H: the one strategy is that…

C: Because this will help me (laughter)

H: Yes…the one strategy my mom has said is when you do the buttermilk, she usually instead of like, cream, she usually does the butter and the milk and she said just to make sure you scald it, but do not burn it! She said that’s the trickiest part of the whole recipe! (laughter) I said, well I’ll probably burn it, because I’d like to do other things at the same time.

C: Ok, how is the dish received by other family members?

H: Well, the funny story about our Swedish rice pudding is that it’s served on Christmas Eve, after we have supper, and my mom always asks everybody, you know, oh do you want some Swedish rice or whatever. Me and my brothers, my brothers and I, um always look at each other and kind of giggle and when she leaves the room we all say, “We don’t like Swedish pudding!” (laughter) “Why is she making this every year?”

C: Oh, no! (More laughter)

H: I like it, but it’s just not, I mean I do, I like it. I probably like it more now as I became an adult because I know the story behind it and I know it’s with our heritage. But um, but in retrospect we all kind of like are like “ugh, that’s not our favorite” you know not really realizing why she made it you know when we were younger as we get older. So just every year we all do that even though we all eat it, we just make that same joke every single Christmas

C: That is funny

H: Yeah, Mom why’d you make that, we don’t like that. And then I know it usually doesn’t get gone, so there’s always leftover, so I know my mom and my dad like to eat it in the morning for breakfast on Christmas day, they’ll eat it.

C: So you said this was for dessert, but it there anything that is served alongside with it?

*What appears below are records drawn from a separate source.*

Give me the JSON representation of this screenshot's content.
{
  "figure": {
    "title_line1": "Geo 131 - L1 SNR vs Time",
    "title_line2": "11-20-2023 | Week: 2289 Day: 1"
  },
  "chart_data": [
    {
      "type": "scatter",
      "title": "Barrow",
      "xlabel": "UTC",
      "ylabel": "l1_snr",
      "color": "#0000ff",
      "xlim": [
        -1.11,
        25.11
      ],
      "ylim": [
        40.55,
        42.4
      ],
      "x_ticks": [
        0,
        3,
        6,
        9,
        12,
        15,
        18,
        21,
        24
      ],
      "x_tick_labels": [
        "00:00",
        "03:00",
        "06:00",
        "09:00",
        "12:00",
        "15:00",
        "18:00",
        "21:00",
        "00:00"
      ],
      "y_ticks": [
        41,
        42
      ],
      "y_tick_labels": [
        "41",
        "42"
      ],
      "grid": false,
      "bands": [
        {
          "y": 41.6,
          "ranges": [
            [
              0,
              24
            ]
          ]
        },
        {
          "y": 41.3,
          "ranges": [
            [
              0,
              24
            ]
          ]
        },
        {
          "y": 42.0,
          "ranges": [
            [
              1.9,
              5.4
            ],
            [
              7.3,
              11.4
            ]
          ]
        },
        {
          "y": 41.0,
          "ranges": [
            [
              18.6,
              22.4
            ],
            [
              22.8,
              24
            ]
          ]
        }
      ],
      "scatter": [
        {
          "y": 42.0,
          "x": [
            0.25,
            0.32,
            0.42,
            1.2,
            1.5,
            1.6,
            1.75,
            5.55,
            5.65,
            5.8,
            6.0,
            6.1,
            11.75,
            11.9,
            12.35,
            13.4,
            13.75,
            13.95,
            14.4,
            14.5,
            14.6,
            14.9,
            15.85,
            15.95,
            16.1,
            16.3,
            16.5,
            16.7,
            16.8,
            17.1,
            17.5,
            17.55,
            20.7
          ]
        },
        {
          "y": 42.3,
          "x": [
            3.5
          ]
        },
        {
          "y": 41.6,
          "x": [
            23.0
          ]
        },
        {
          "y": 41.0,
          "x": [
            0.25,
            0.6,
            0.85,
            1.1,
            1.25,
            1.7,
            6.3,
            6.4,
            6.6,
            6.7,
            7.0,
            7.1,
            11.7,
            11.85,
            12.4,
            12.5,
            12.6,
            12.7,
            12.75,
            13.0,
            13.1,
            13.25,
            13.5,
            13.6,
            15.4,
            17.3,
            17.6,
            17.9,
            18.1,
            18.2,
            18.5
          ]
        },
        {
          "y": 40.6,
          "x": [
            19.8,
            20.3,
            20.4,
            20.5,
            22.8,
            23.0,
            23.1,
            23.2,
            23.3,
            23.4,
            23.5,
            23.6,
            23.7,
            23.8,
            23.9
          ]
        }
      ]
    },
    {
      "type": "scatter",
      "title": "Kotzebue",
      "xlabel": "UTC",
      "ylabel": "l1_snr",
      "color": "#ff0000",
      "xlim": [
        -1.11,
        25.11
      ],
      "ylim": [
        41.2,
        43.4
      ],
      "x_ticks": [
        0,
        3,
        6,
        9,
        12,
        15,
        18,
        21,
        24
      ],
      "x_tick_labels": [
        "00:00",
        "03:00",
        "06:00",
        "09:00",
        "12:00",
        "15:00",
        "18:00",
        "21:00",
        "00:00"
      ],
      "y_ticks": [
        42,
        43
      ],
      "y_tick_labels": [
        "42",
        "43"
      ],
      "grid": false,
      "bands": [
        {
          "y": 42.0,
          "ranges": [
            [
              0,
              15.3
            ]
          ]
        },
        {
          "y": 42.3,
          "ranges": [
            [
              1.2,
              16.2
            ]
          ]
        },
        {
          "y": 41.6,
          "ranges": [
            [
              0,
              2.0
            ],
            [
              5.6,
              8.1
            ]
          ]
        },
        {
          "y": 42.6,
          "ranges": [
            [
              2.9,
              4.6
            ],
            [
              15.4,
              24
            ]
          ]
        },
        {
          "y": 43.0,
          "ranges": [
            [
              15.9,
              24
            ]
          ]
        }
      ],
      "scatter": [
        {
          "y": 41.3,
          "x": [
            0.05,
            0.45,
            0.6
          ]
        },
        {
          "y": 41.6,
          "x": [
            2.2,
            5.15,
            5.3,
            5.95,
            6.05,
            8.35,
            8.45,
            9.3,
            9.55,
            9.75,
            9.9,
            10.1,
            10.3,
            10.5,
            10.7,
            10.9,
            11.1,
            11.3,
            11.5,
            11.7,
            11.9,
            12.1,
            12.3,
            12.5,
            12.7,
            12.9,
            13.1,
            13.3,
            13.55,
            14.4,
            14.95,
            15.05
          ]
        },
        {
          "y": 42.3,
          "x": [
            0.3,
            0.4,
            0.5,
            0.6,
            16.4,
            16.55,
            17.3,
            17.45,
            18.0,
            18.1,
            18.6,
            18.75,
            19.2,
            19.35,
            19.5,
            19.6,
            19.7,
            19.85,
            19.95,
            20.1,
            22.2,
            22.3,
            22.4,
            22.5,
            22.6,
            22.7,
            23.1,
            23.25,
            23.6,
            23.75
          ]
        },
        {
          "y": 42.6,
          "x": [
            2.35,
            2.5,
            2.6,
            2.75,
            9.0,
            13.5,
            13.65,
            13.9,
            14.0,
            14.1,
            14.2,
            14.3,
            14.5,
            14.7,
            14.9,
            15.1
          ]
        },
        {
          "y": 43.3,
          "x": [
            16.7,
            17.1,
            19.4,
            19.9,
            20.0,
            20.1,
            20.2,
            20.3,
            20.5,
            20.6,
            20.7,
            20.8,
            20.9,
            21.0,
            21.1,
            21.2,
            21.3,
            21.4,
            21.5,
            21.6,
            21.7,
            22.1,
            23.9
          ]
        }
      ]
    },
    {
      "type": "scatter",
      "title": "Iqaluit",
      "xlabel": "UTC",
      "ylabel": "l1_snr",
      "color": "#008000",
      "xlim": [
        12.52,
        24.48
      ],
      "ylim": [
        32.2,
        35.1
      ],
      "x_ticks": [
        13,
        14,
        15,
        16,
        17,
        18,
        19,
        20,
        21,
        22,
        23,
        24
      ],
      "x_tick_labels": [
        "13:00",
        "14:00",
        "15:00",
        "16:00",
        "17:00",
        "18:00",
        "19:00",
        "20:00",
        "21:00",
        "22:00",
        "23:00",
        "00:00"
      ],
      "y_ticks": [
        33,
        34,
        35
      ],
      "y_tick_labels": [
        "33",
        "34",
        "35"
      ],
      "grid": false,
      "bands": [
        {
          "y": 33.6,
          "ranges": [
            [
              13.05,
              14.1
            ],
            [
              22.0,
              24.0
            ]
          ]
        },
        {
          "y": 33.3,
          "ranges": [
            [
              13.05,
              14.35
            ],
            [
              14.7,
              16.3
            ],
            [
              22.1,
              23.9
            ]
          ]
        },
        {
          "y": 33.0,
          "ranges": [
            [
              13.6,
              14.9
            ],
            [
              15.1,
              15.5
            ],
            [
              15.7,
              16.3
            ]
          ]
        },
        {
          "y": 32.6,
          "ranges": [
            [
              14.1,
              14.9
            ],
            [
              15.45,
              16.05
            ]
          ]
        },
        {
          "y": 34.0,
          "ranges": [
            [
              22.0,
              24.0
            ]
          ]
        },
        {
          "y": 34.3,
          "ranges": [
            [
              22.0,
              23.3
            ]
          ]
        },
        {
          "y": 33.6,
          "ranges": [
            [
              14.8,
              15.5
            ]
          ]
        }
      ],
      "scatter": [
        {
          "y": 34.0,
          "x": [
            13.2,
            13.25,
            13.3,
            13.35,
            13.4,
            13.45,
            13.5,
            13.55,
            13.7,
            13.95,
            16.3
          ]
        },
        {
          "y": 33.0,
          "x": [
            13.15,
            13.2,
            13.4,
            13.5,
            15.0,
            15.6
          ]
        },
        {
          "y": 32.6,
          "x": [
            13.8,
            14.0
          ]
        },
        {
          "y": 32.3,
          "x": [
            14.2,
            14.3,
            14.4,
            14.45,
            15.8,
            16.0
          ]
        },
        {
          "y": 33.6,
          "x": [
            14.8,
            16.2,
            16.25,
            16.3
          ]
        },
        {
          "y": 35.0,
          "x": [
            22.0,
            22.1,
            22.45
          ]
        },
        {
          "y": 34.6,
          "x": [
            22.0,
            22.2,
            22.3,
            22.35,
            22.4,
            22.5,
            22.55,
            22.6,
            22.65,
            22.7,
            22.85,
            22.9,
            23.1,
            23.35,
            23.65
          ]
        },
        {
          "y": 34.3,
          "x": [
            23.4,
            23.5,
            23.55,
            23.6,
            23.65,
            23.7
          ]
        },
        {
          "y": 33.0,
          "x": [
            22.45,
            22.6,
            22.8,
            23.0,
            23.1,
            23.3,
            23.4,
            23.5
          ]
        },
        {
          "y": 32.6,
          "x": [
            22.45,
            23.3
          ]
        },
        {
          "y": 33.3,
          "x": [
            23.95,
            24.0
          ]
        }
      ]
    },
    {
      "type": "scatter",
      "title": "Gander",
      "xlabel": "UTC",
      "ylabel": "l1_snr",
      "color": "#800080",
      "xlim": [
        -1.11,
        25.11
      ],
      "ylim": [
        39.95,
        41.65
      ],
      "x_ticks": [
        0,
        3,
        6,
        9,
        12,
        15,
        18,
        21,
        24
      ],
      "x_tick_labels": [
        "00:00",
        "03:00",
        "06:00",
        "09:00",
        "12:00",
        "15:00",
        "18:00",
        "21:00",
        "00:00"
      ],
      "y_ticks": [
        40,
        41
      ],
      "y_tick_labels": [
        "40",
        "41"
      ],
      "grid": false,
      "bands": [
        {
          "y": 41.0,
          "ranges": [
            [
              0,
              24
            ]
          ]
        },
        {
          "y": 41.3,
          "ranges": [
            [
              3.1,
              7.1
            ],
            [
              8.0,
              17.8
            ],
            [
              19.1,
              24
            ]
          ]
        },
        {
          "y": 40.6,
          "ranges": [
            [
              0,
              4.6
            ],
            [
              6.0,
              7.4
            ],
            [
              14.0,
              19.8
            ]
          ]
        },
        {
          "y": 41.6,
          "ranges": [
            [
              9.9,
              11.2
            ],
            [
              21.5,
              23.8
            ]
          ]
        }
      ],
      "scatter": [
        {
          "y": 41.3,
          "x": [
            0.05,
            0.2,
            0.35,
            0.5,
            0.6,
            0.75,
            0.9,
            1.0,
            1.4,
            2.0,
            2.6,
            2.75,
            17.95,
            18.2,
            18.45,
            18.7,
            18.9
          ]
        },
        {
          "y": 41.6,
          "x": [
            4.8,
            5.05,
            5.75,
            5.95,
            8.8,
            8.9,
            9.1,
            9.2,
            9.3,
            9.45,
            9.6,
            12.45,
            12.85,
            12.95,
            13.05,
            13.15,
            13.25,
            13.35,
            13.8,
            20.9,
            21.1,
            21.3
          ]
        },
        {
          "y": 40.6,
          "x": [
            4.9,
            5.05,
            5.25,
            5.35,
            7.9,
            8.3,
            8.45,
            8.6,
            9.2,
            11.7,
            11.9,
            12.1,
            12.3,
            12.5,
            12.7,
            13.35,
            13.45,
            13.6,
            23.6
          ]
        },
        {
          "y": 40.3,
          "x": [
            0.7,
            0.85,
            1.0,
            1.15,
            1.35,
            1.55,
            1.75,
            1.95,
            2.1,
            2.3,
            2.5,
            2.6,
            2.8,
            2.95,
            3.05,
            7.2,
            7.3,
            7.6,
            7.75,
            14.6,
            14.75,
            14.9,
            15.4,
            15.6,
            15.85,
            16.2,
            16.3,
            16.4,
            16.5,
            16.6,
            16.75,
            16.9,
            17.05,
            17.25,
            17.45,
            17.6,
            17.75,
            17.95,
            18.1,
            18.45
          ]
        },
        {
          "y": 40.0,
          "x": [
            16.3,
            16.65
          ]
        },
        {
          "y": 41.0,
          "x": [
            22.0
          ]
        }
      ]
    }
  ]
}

H: Pretty much normally our dinner at Christmas Eve is like baked ham, scalloped potatoes, um corn, and then the Swedish rice pudding for dessert.

C: Ok, so nothing, like, extra is added in to like, jam or anything like that’s not added into it?

H: No, um, well the only think is milk, she’ll like bring it and then, some people like it hot and some people in our family like it cold so, but we always add milk to it when you serve it

C: So what is your favorite memory that you have either making the dish, eating the dish?

H: Um, I think eating the dish and I think the whole little inside joke between my brothers and I is the favorite part of it. So, cause yeah, cause I have a brother who’s deceased and he, you know him and I always would look at each other cause we were closest in age and it’s like “really, we’re having this again” and he’s always, when I got married he’d always tease me, “can’t you bake something and bring it for dessert instead?” (Laughter)

C: So does that like, thinking between the, you and your siblings like, trickle down to the younger generations, their like, “why does grandma make this” or

H: Yeah I think so, and I think like um, because I have three grandchildren and I think this past year was probably the first year that they actually tasted it because they were so young. And now that Gavin ‘s seven, you know I think this coming Christmas will be more fun to explain to him why we eat it and what it is.  Cause they’re all like, turn up their nose and are like, rice pudding that just doesn’t go together. Cause they’re expecting it to be like, you know, like regular pudding and it’s not. It’s more of a thicker consistency with the rice, you know like a thicker tapioca.

C: those are the questions I have, that I wrote down, but is there anything else that I didn’t ask or that you thought of when you were looking at the questions that you would like to say or explain maybe a little bit deeper?

H: Um, nope I don’t think so. I don’t remember, like I said my mom made this for the last 42 years, I don’t remember my grandma making it. But like I said, she said her grandmother made it. So I’m not sure if my grandma ever really made it, or when she did or maybe I just don’t remember her making it. But I know, like I said my great grandmother made it so.

C: Well perfect! Well, that was nice and easy, hopefully this worked.